What can my friends do to help?

  • Love me just the way I am.
  • When friends and I go for a three-mile hike (with poles) know that you might have to hike slower and not go as far. Save your hard hike for another time and let’s enjoy each other’s company.
  • Don’t remind me of what I used to be able to do, I am fully aware of this.
  • Informing me that I will adapt, does not help.
  • Please don’t tell me the horror stories of others. Positivity is a plus.
  • Know that I am on it as far as deciding what will work and what will not work for me.
  • Be patient and be kind.

This is a good reminder for me to be gentle and loving with others. None of us know fully what others are going through unless we have the inside story and even then we may not know the extent of emotions that are running through another persons life. My feet are reminding me once again to be patient and kind and to listen, really listen to my friends and to others.
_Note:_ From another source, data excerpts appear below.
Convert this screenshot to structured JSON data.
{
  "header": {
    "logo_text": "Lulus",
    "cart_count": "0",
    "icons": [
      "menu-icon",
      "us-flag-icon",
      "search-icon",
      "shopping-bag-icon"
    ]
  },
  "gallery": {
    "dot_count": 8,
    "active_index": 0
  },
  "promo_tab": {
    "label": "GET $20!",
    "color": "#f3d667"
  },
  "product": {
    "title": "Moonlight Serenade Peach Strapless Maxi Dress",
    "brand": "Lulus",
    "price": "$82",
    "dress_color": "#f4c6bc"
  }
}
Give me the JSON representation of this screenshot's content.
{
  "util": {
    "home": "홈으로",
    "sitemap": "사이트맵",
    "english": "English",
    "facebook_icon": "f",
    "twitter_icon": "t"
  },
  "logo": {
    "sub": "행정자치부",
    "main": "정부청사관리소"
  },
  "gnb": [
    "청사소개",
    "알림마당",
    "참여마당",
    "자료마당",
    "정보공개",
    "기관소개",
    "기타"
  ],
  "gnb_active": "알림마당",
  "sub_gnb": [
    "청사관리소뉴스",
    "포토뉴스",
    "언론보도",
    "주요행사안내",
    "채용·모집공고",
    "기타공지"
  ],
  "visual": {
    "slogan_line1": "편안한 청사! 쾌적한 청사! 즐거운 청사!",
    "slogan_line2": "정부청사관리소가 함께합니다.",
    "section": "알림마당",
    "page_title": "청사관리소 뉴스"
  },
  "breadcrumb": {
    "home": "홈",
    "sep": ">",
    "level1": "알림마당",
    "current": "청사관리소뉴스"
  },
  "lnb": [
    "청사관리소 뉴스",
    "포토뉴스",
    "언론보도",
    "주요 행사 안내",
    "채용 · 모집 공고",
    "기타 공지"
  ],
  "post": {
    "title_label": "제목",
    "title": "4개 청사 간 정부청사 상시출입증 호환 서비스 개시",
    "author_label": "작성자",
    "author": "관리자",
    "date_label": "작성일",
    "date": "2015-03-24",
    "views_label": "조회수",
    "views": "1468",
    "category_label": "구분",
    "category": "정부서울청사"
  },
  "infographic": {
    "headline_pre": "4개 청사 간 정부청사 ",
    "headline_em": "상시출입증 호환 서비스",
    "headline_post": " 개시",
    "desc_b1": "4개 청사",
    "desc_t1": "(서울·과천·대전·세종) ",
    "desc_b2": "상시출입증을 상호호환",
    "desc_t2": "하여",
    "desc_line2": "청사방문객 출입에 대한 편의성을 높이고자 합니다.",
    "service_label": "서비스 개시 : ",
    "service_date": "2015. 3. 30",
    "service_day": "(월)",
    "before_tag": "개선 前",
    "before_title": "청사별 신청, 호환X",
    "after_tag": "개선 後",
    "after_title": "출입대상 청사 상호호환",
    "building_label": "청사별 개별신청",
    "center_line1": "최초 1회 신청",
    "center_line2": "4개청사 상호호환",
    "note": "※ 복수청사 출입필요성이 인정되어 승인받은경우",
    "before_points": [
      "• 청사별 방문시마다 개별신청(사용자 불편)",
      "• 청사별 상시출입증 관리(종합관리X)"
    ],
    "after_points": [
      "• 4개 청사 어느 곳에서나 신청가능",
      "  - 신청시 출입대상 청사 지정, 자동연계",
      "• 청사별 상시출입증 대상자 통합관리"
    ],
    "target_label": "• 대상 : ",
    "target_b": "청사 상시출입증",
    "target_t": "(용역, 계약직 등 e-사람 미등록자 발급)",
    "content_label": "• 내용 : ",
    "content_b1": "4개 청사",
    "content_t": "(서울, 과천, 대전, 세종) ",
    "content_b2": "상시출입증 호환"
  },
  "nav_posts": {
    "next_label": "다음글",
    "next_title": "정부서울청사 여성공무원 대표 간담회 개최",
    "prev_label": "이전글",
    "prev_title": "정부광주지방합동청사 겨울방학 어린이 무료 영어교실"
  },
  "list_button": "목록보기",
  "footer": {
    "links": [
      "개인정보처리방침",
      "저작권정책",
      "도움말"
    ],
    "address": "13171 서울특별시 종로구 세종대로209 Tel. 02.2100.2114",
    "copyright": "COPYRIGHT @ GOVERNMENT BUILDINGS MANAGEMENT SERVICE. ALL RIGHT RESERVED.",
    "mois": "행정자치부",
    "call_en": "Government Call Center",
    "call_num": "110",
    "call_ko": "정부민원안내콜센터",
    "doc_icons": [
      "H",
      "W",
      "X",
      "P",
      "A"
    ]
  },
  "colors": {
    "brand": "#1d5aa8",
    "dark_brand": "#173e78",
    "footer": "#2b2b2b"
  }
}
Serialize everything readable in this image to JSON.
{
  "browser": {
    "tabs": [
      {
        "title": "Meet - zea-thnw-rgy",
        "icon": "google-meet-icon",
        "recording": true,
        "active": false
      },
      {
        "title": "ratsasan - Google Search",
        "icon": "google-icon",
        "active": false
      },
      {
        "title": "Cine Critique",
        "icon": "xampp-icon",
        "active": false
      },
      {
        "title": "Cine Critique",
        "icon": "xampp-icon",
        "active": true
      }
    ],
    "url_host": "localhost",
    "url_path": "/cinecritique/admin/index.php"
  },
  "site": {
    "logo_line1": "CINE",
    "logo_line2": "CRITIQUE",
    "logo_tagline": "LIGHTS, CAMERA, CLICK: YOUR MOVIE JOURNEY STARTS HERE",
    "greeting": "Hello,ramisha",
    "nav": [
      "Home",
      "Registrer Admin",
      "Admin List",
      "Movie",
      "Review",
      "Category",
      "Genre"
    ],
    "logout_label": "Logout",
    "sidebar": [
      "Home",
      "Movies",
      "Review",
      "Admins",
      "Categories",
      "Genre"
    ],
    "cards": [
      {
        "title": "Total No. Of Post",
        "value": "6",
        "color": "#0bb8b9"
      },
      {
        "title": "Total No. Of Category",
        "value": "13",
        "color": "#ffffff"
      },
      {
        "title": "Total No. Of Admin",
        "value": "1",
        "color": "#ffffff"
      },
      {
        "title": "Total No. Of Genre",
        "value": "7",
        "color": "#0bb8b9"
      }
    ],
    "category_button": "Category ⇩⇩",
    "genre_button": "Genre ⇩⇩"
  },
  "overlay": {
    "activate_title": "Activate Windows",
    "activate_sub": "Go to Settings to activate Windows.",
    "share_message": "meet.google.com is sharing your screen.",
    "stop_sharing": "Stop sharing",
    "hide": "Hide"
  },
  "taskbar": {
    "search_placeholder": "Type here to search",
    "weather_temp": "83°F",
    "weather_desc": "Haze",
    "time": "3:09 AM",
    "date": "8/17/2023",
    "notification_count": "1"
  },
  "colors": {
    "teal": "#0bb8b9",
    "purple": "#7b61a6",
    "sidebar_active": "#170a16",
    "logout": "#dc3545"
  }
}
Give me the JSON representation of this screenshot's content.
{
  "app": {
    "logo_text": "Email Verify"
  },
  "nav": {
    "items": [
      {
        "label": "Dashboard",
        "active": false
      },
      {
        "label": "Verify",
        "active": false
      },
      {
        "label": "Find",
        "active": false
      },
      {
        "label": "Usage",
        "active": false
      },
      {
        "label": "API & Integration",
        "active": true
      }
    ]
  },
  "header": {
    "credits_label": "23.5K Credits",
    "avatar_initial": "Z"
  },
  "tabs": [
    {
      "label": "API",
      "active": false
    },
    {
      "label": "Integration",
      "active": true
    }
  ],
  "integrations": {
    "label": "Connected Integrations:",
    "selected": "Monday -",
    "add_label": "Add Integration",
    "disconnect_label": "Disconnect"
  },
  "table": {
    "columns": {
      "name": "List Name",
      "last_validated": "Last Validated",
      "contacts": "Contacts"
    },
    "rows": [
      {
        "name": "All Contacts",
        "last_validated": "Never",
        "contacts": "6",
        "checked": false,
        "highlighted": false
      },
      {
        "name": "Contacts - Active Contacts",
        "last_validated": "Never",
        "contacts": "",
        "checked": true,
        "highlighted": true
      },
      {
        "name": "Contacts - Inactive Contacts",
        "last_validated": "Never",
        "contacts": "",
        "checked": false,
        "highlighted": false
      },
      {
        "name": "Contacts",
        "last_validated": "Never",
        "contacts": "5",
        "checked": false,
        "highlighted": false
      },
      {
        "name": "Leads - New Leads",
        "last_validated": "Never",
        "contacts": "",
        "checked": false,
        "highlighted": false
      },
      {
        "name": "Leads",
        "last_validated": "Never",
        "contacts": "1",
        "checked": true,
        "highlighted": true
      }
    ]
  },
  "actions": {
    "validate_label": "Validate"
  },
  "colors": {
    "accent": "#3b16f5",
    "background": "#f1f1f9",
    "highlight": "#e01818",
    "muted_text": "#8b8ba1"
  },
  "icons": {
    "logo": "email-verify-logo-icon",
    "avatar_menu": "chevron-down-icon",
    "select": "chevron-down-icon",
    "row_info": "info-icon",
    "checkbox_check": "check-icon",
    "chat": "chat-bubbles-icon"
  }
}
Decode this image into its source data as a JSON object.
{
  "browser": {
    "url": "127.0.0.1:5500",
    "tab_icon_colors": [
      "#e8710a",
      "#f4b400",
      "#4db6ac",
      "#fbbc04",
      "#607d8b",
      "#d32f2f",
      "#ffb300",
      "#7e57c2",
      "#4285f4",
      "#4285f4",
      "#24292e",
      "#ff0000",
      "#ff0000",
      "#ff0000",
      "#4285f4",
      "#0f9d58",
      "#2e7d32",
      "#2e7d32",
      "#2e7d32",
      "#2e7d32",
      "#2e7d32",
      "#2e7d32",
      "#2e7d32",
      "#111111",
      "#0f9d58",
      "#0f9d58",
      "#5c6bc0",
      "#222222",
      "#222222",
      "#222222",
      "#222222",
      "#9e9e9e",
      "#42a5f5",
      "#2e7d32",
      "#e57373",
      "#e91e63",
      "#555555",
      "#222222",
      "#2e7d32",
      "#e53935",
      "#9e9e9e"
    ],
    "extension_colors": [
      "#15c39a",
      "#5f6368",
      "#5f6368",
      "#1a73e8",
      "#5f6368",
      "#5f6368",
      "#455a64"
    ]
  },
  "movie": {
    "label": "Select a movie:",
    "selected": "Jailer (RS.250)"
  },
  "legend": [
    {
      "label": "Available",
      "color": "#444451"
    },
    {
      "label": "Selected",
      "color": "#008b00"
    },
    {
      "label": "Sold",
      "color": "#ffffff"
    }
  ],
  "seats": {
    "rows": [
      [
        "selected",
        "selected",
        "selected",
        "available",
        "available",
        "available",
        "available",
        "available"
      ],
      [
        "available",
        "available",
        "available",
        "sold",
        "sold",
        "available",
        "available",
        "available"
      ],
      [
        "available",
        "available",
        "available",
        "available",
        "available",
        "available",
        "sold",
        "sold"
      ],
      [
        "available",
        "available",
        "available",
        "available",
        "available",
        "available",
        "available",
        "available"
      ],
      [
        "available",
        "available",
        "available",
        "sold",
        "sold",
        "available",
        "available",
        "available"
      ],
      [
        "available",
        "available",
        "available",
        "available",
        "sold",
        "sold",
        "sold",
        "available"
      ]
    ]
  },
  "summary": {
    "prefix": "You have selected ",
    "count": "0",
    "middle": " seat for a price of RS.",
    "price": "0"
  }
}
I am limping into my 70’s, literally. I am still a full and functioning human being with much to be thankful for. The limping could certainly go away and I would be so appreciative if it did. I am working on it and still moving forward. I mean what else can I do? Staying frozen in time has never worked for anyone. Even if it is with a limp, I will continue to move forward to whatever door opens next.

Today I am thankful. I am thankful for all those years of dancing and the joy it brings to me. I am thankful for hiking and at the moment I am really thankful for hiking poles. I am thankful for the doctors that can help me diagnose my lovely feet and ankles. Today I am thankful for acknowledging grief and being with it so I can move through this phase and move on to my next adventure in life.